Jūyō-tōken at the 34th jūyō shinsa held on April 14, 1988
katana, mumei: Ko-Mihara (古三原)
Tōkyō, Takaiwa Setsuo (高岩節夫)
nagasa 66.95 cm, sori 2.0 cm, motohaba 2.6 cm, sakihaba 1.8 cm, kissaki-nagasa 2.3 cm, nakago-nagasa 24.3 cm, nakago-sori 0.2 cm
Keijō: shinogi-zukuri, iori-mune, normal mihaba, high shinogi, chū-kissaki
Kitae: dense ko-itame that is mixed with some ō-hada and nagare-masame towards the ha and that features plenty of ji-nie all over the blade, fine chikei, jifu, and a shirake-utsuri
Hamon: ko-nie-laden suguha-chō with a rather tight nioiguchi that tends to a gently undulating notare and that is mixed with ko-ashi which tend to slant
Bōshi: sugu with a relatively wide ko-maru-kaeri
Nakago: ō-suriage, kirijiri, gently slanting katte-sagari yasurime, two mekugi-ana, mumei
This is an ō-suriage mumei katana that can be attributed to Ko-Mihara (古三原).
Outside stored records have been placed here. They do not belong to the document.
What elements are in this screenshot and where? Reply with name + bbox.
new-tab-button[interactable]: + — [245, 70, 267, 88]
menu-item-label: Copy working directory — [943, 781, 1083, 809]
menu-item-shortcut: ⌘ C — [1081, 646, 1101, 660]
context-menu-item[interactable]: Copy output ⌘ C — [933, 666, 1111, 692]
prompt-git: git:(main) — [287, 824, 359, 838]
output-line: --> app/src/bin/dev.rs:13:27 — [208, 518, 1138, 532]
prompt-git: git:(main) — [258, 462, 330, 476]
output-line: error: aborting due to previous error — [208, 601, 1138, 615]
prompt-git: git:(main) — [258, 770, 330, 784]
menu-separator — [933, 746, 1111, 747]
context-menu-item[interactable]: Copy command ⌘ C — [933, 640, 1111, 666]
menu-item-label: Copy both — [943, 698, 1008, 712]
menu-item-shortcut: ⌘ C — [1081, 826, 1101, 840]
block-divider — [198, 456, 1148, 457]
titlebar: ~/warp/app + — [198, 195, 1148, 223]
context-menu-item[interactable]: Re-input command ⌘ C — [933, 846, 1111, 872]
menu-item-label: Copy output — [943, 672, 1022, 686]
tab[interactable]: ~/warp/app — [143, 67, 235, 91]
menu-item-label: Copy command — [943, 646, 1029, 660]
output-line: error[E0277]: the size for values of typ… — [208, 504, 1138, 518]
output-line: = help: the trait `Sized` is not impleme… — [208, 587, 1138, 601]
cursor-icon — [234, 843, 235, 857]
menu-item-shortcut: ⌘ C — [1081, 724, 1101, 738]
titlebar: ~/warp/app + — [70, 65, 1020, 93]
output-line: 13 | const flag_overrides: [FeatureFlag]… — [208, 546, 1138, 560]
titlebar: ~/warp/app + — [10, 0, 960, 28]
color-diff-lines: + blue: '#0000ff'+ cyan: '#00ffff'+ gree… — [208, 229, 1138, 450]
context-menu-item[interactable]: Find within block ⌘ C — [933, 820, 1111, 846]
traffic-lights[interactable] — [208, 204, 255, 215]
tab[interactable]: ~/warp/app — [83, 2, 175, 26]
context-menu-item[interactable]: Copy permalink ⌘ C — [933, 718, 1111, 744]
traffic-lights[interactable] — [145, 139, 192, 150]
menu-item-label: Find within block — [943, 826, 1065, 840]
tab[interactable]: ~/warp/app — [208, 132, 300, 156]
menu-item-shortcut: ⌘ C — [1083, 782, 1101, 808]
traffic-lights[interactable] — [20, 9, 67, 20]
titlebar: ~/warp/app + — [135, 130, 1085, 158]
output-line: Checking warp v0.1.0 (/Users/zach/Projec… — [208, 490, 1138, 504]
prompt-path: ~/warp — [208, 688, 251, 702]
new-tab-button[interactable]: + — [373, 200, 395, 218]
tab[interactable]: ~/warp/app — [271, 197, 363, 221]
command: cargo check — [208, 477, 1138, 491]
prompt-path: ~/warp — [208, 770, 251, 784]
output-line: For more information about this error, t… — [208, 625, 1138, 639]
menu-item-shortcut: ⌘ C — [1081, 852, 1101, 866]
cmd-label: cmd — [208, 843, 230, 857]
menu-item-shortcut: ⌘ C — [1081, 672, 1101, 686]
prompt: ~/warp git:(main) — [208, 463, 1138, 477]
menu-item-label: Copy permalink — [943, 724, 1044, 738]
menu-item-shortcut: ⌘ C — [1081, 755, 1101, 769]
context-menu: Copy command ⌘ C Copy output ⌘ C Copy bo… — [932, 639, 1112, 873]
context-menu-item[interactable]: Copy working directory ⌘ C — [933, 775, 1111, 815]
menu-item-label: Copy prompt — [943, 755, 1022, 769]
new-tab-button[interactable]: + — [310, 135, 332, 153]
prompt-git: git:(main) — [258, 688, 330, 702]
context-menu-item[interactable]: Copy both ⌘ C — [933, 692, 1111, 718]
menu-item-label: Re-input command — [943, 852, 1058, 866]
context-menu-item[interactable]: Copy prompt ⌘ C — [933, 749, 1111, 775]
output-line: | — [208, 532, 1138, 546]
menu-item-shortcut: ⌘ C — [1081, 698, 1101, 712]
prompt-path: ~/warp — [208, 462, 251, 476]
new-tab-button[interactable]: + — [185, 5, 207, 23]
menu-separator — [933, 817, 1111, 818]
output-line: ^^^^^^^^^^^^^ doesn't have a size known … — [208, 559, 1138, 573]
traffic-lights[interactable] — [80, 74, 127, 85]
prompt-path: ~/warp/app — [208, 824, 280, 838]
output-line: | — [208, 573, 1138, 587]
Ko-Mihara (lit. “early Mihara”) is an umbrella term for the swordsmiths who flourished from the end of the Kamakura to the Nanbokuchō period in Mihara in Bingo province and their works. Most famous of this group are Masaie (正家) and Masahiro (正広), but we also know, e.g., the names of the Ko-Mihara smiths Masamitsu (正光), Masakiyo (政清), Masanobu (正信), and Masahiro (政広). As the local Kōyasan (高野山) manor was owned by facilities based in Yamato province, Mihara works prominently display characteristics of the Yamato tradition and are mostly hardened in suguha.
With its high shinogi, the itame being mixed with nagare and with masame towards the ha, and the suguha in nie-deki that is mixed with ko-gunome and ashi, this blade does feature Yamato characteristics as well. Compared to works produced in Yamato province, however, the nie of ji and ha are not as emphasized, a shirake-utsuri appears, and the bōshi has a more lenient kaeri, all typical characteristics which attribute the blade to Ko-Mihara. The jiba is in excellent condition and the deki is excellent as well.